Yes, a thousand times yes.
OP, I totally totally TOTALLY get where you're coming from. I wanted to have a drug-free water birth with delayed cord cutting and co-sleep and breastfeed and go to groups and use a sling and generally be as in touch with my baby as possible.
Well, I ended up with a highly medicalised c-section because she got stuck in my pelvis. She was in distress so the cord was cut immediately and I didn't even see her beyond a quick glimpse for four hours while I had further surgery. Breastfeeding was such a disaster that she ended up in A&E at 5 days old with dehydration. She had CMPA, silent reflux and grunting baby syndrome so was SO LOUD at night even when she was asleep that I didn't sleep at all. I started hallucinating with the sleep deprivation and developed severe PND and psychosis. We moved her into her own room at 4 months at the pleading of my medical team so I could get some sleep. Only then did things start getting better. But it's taken me the best part of a year to "forgive" myself for not being the mum I wanted to be.

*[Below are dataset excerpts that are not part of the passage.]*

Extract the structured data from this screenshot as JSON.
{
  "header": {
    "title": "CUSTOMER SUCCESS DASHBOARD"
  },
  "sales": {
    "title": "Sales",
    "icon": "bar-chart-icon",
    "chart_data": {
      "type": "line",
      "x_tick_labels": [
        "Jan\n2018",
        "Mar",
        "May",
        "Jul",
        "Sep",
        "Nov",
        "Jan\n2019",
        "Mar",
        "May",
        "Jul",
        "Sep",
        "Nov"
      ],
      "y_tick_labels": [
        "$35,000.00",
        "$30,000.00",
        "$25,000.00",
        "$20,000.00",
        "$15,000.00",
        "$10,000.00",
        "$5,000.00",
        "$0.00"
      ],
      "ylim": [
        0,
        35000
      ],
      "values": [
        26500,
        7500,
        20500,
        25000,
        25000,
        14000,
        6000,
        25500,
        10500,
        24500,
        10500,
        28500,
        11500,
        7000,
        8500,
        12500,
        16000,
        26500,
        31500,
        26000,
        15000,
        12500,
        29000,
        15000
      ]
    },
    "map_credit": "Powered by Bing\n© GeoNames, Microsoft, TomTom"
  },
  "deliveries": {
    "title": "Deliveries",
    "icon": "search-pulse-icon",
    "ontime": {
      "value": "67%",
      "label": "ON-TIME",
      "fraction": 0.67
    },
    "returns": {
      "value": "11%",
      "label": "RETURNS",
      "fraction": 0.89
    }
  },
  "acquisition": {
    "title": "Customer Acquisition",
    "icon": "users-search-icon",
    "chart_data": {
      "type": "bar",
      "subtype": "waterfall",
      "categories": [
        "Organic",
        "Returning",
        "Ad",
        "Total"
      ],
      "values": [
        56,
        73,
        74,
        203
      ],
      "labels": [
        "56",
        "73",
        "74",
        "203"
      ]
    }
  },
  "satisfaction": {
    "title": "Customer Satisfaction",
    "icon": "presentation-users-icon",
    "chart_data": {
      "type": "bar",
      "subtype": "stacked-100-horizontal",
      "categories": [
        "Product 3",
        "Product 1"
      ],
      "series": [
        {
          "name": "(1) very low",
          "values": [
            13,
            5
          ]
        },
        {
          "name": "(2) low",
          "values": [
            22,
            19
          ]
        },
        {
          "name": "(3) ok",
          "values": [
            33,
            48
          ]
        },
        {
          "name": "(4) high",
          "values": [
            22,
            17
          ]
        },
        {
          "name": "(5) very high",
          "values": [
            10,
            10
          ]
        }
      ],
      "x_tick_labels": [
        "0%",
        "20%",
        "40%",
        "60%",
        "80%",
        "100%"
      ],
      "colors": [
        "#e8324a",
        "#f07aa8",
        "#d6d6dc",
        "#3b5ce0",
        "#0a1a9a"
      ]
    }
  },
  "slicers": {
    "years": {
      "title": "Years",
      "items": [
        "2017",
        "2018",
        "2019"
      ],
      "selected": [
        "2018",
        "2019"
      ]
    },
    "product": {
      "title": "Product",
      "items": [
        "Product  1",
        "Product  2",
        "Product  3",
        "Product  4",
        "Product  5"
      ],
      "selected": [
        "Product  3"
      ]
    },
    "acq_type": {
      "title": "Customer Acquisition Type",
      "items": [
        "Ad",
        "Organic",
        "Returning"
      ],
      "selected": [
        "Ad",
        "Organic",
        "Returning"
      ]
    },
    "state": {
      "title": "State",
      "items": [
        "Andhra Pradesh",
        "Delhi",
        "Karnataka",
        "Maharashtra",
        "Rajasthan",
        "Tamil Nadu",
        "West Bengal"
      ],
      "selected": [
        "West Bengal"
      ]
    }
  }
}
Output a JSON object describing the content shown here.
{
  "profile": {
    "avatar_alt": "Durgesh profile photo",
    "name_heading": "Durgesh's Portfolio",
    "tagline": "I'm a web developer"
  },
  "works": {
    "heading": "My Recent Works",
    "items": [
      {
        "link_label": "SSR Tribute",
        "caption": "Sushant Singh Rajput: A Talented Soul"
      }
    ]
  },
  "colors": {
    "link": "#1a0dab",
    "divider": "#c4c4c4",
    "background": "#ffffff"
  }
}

And honestly, it was such a WASTE of time. She is happy, healthy, securely attached, confident, loving, funny, clever and brilliant. I wish I could go back and tell myself to stop beating myself up and go with the flow. She hated co-sleeping! She likes her own space to sleep - still does a year on. She gets SO CROSS if we go into her room when she's trying to sleep. She likes being put in her cot, kissed goodnight and left alone to get on with it! She hated the sling because she liked being able to see around her! She hated groups because she just wants to explore and play freely! I spent all that time trying to do what I thought I should be doing as the perfect mum rather than just listening to my baby who was telling me SO clearly the whole time what she actually wanted. The only thing that went well in my early parenting journey was weaning, and that was because she demonstrated straight away that she wanted to feed herself and didn't want to be spoonfed and I just went with it. Now she eats like a champion and it was pretty much stress-free. All because I listened to her.
Don't try and be a particular type of mum. Just be a mum to YOUR BABY. They know what they want and need from you. And DON'T waste any more time feeling guilty. You are the absolute best mum your son could have. Nobody could do a better job. Nobody.